Tagesspiegel, April 2016
Liebe geben. Grenzen setzen. Vorbild sein. Gar nicht so einfach. Was macht einen guten Vater aus? Unser Autor, Karl Grünberg, stellt sich diese Frage selbst – und trifft Männer, die darauf eigene Antworten haben.
Diesen Blick kenne ich. Kritisch. Musternd. Abwägend. Wer ist dieser bärtige Kerl, der vorgibt, mein Vater zu sein? Diesen Blick, den kann nur meine Tochter. Sie Teenager. Ich Vater,
sorgend, beschützend. Am liebsten würde ich sie immer noch jeden Morgen mit der
S-Bahn zur Schule bringen. Nur, das Kind ist keines mehr und hat inzwischen eine eigene,
ausgeprägte Meinung.
Es ist Montag, 6 Uhr 45, und ich bin seit anderthalb Stunden wach. Der Grund dafür heißt Oscar, ist acht Monate alt und randaliert in seinem Kinderstuhl herum, wirft Bananenstückchen auf den Boden, kippt das Wasser hinterher und brüllt dabei triumphierend.
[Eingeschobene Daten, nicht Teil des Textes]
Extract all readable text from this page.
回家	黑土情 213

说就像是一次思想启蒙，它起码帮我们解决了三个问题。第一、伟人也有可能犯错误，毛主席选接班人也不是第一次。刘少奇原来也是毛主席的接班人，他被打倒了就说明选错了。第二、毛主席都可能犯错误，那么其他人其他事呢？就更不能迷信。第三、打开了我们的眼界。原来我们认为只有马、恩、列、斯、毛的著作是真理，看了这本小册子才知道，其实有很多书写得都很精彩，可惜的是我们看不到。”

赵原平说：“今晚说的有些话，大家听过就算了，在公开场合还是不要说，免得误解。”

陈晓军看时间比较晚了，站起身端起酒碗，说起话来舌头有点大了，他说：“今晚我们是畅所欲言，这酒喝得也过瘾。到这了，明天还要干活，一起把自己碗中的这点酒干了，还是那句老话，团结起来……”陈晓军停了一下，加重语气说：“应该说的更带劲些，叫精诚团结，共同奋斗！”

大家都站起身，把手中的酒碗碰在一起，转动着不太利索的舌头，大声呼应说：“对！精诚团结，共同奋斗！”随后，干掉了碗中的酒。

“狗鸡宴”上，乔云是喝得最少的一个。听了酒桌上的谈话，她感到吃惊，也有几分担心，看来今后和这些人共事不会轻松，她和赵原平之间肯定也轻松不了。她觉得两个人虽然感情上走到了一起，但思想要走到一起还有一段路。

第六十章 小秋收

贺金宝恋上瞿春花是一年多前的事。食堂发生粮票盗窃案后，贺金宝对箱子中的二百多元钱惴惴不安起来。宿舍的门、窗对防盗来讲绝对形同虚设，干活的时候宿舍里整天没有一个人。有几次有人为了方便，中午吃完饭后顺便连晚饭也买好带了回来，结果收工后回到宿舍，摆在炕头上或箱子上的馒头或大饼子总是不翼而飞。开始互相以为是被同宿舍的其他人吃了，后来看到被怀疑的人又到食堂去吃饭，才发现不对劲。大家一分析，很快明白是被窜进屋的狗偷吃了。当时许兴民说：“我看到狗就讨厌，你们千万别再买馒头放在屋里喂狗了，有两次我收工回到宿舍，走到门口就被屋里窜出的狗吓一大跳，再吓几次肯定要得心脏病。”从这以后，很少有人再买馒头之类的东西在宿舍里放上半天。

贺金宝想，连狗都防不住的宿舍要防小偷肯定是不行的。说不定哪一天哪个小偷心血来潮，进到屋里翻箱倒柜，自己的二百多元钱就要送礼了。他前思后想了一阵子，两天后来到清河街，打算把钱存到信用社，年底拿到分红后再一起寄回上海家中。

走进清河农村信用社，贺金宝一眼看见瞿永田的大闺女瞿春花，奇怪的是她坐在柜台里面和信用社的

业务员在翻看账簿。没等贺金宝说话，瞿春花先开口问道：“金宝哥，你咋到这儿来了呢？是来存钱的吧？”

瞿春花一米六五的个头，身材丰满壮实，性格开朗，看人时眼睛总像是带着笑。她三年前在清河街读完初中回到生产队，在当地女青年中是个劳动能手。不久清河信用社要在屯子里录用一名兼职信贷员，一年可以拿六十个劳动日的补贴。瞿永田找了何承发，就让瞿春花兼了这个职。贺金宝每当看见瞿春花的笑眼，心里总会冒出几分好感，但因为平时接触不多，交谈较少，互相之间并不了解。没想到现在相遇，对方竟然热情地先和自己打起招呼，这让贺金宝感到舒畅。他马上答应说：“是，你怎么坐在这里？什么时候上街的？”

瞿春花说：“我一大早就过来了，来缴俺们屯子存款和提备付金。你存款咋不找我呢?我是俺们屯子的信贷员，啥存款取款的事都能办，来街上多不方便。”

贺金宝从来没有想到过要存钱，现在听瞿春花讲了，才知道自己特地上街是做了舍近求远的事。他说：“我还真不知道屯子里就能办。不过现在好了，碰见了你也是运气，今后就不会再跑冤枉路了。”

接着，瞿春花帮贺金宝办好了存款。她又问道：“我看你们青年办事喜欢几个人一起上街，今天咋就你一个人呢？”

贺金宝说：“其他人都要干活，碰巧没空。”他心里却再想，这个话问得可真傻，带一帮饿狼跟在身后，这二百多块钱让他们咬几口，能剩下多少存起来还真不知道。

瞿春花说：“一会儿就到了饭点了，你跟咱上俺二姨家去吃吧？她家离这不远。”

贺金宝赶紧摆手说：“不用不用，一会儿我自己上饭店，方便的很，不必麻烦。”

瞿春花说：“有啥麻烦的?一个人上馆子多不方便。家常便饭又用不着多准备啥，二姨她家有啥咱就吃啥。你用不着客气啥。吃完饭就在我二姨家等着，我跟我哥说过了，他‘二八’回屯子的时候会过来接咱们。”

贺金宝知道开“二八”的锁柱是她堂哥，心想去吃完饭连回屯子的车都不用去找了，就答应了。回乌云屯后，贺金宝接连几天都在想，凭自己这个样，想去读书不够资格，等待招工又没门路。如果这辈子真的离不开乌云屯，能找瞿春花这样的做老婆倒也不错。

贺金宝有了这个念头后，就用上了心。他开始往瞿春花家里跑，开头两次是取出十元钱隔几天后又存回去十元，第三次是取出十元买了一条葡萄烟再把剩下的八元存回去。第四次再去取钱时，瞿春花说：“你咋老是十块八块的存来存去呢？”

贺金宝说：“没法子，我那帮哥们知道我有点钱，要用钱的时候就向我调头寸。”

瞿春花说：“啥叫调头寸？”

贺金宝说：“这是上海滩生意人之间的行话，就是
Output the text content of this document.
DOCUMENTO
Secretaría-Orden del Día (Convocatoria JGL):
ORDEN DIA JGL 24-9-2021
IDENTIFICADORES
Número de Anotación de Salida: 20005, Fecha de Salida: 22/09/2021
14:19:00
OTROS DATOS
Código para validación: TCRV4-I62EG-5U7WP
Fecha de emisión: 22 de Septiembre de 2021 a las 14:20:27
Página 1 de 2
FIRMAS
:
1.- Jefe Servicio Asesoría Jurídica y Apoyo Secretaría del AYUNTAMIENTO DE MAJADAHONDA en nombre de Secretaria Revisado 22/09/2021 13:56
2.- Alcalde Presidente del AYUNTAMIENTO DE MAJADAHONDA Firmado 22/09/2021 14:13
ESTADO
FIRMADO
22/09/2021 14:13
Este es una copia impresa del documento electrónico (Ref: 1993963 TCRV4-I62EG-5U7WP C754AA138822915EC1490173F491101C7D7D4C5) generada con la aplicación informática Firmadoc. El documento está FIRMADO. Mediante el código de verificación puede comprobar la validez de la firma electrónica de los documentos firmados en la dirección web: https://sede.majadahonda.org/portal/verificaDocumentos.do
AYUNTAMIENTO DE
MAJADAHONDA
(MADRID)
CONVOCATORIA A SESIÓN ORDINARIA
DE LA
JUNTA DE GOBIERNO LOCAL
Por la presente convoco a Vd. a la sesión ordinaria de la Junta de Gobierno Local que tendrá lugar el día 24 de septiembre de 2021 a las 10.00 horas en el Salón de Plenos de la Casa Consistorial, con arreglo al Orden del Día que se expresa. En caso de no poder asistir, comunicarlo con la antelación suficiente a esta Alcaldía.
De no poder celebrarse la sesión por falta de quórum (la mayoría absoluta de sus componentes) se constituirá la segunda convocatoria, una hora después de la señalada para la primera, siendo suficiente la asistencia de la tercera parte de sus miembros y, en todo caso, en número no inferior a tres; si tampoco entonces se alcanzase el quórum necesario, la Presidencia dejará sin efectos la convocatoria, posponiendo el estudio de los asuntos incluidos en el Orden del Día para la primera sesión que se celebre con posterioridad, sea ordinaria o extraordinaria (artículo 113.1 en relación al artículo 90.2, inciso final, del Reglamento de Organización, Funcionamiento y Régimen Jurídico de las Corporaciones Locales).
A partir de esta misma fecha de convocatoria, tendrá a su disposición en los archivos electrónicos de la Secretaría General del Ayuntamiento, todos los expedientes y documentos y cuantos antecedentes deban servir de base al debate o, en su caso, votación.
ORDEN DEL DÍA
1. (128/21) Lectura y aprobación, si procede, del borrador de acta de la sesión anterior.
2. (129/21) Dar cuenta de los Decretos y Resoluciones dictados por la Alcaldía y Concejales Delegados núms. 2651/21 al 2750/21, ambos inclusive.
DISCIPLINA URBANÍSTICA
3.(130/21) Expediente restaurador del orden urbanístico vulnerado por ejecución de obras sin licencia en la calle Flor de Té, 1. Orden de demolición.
Meine Tochter betrachtet also ihren 35-jährigen zweifachen Vater, Augenringe, zerknittert,
seit Tagen ungeduscht. Ich mache, was ich seit acht Schuljahren jeden Morgen mache. Ich
schmiere ihre Schulbrote. Zwei mit Schoko. Zwei mit Frischkäse und Gouda. Ist kein Brot da, stehe ich zehn Minuten früher auf und gehe noch schnell zum Bäcker.Mein Kind ohneVerpflegung, das geht nicht.